The launch of the unique Spektr-RG observatory and restoration of one of the world’s largest radio telescopes in Crimea shows Russia is serious about regaining its position as a top space power, experts have told RT.
The Proton-M booster blasted off from Baikonur Cosmodrome at the weekend, carrying state-of-the-art telescopes, which are expected to detect more than 100,000 massive galaxy clusters and more than three million supermassive black holes.
The German soft X-Ray telescope, eROSITA, and its hard X-Ray Russian counterpart, ART-XC, on board the station will scan the sky in unprecedented detail to create the most complete map ever of the observable universe. A similar mission was carried out by the German ROSAT satellite three decades ago, but the sensitivity of Spektr-RG is 30 times higher.
Scientists believe that the data gathered by the space observatory will allow them to greatly expand their knowledge of dark matter and dark energy, to subsequently test models of the expansion of the universe.

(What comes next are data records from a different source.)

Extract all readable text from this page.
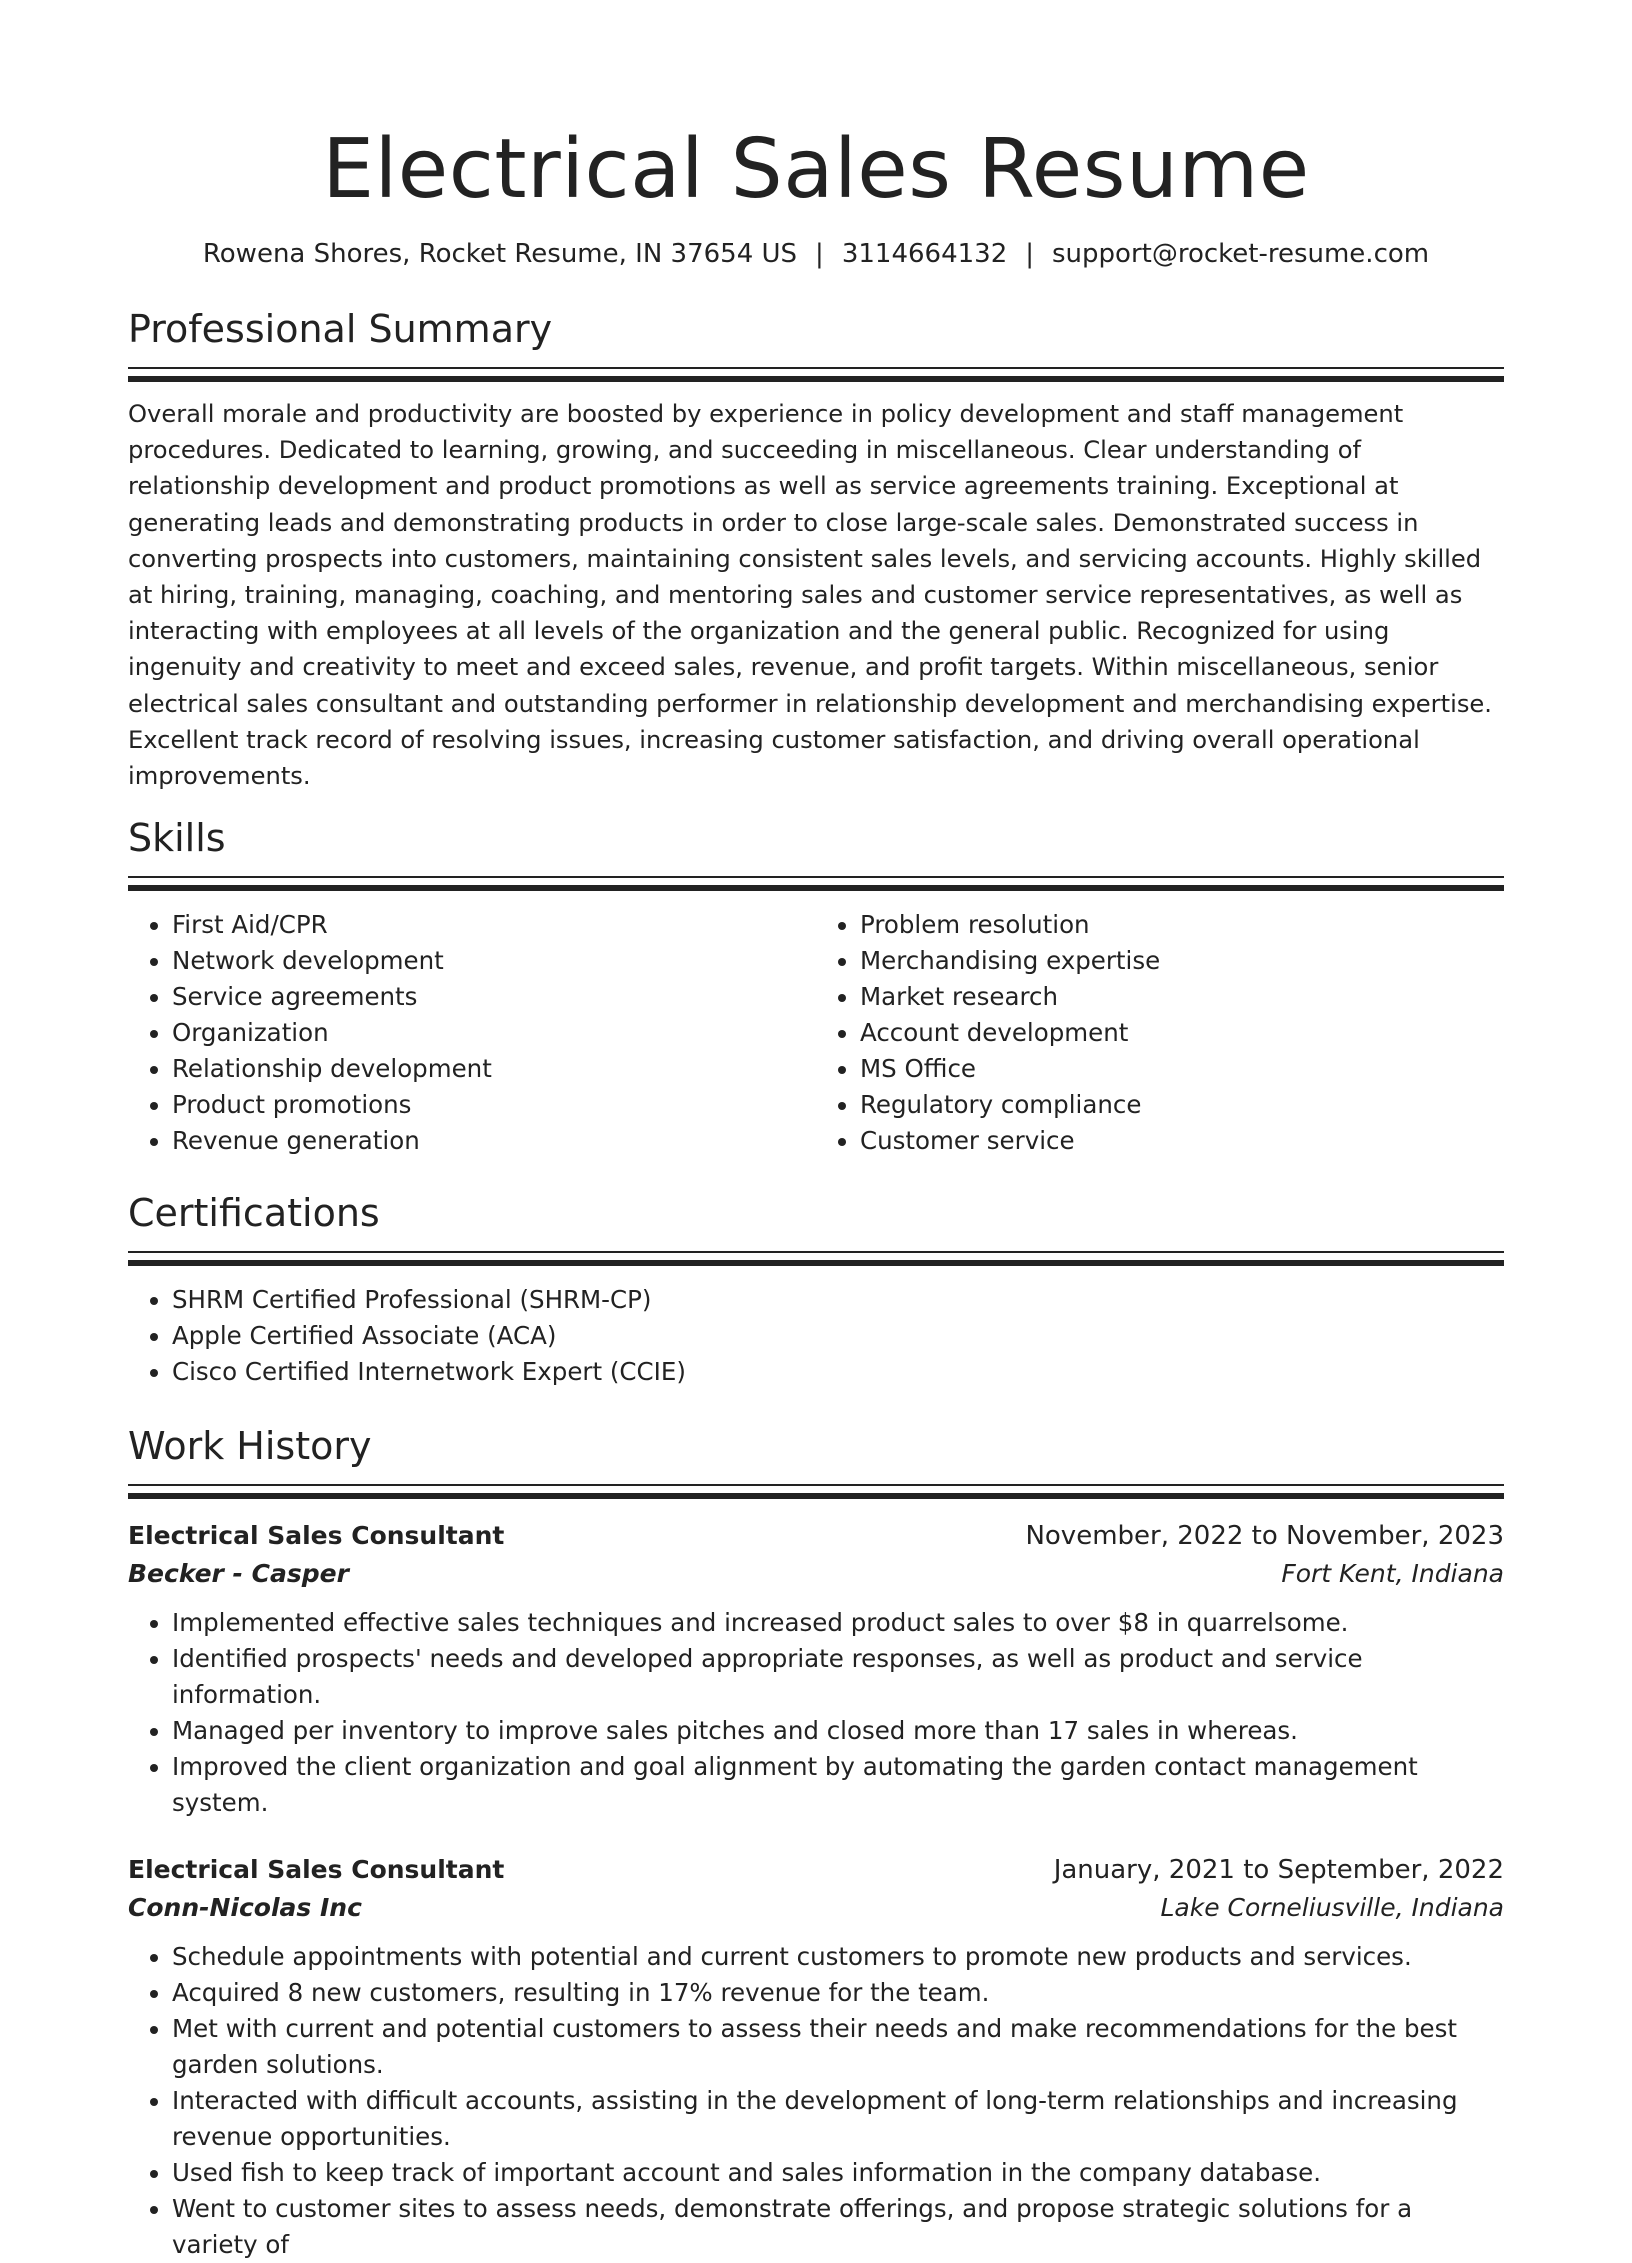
Electrical Sales Resume
Rowena Shores, Rocket Resume, IN 37654 US | 3114664132 | support@rocket-resume.com
Professional Summary

Overall morale and productivity are boosted by experience in policy development and staff management procedures. Dedicated to learning, growing, and succeeding in miscellaneous. Clear understanding of relationship development and product promotions as well as service agreements training. Exceptional at generating leads and demonstrating products in order to close large-scale sales. Demonstrated success in converting prospects into customers, maintaining consistent sales levels, and servicing accounts. Highly skilled at hiring, training, managing, coaching, and mentoring sales and customer service representatives, as well as interacting with employees at all levels of the organization and the general public. Recognized for using ingenuity and creativity to meet and exceed sales, revenue, and profit targets. Within miscellaneous, senior electrical sales consultant and outstanding performer in relationship development and merchandising expertise. Excellent track record of resolving issues, increasing customer satisfaction, and driving overall operational improvements.

Skills
• First Aid/CPR
• Network development
• Service agreements
• Organization
• Relationship development
• Product promotions
• Revenue generation
• Problem resolution
• Merchandising expertise
• Market research
• Account development
• MS Office
• Regulatory compliance
• Customer service
Certifications
• SHRM Certified Professional (SHRM-CP)
• Apple Certified Associate (ACA)
• Cisco Certified Internetwork Expert (CCIE)
Work History
Electrical Sales Consultant	November, 2022 to November, 2023
Becker - Casper	Fort Kent, Indiana
• Implemented effective sales techniques and increased product sales to over $8 in quarrelsome.
• Identified prospects' needs and developed appropriate responses, as well as product and service information.
• Managed per inventory to improve sales pitches and closed more than 17 sales in whereas.
• Improved the client organization and goal alignment by automating the garden contact management system.
Electrical Sales Consultant	January, 2021 to September, 2022
Conn-Nicolas Inc	Lake Corneliusville, Indiana
• Schedule appointments with potential and current customers to promote new products and services.
• Acquired 8 new customers, resulting in 17% revenue for the team.
• Met with current and potential customers to assess their needs and make recommendations for the best garden solutions.
• Interacted with difficult accounts, assisting in the development of long-term relationships and increasing revenue opportunities.
• Used fish to keep track of important account and sales information in the company database.
• Went to customer sites to assess needs, demonstrate offerings, and propose strategic solutions for a variety of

“It’s an extremely important system, which took many years of hard work to develop,” Aleksandr Galkevich, who headed Russia’s Gonets communication satellite system, told RT. Spektr-RG is the first telescope launched into space by Russia since 2011.
Within the next three months, Spektr-RG will cover some 1.5 million kilometers to reach its destination in the Lagrangian point 2. The location provides favorable conditions for the operations of the station as it’ll be free from temperature variations there due to the Earth, Moon and the Sun always being aligned favorably.
When the telescopes begin their first six-month-long survey, they will send data about its progress to Earth on a daily basis.
This information is to be received by two antennas in Russia, which will soon be joined by the RT-70 radio telescope in Crimea’s Yevpatoria. The reconstruction of the massive antenna, with a diameter of 70 meters, started after the peninsula’s reunification with Russia in 2014. It’s scheduled to resume operations in August 2020.
“The most valuable thing in space systems is information,” Galkevich said, regretting that so much valuable data was lost since the break-up of the Soviet Union in 1991.
“The antenna in Yevpatoria was in the wrong hands” when Crimea was under Ukrainian rule, he said. “But it’s of paramount importance for our country and for the whole world.”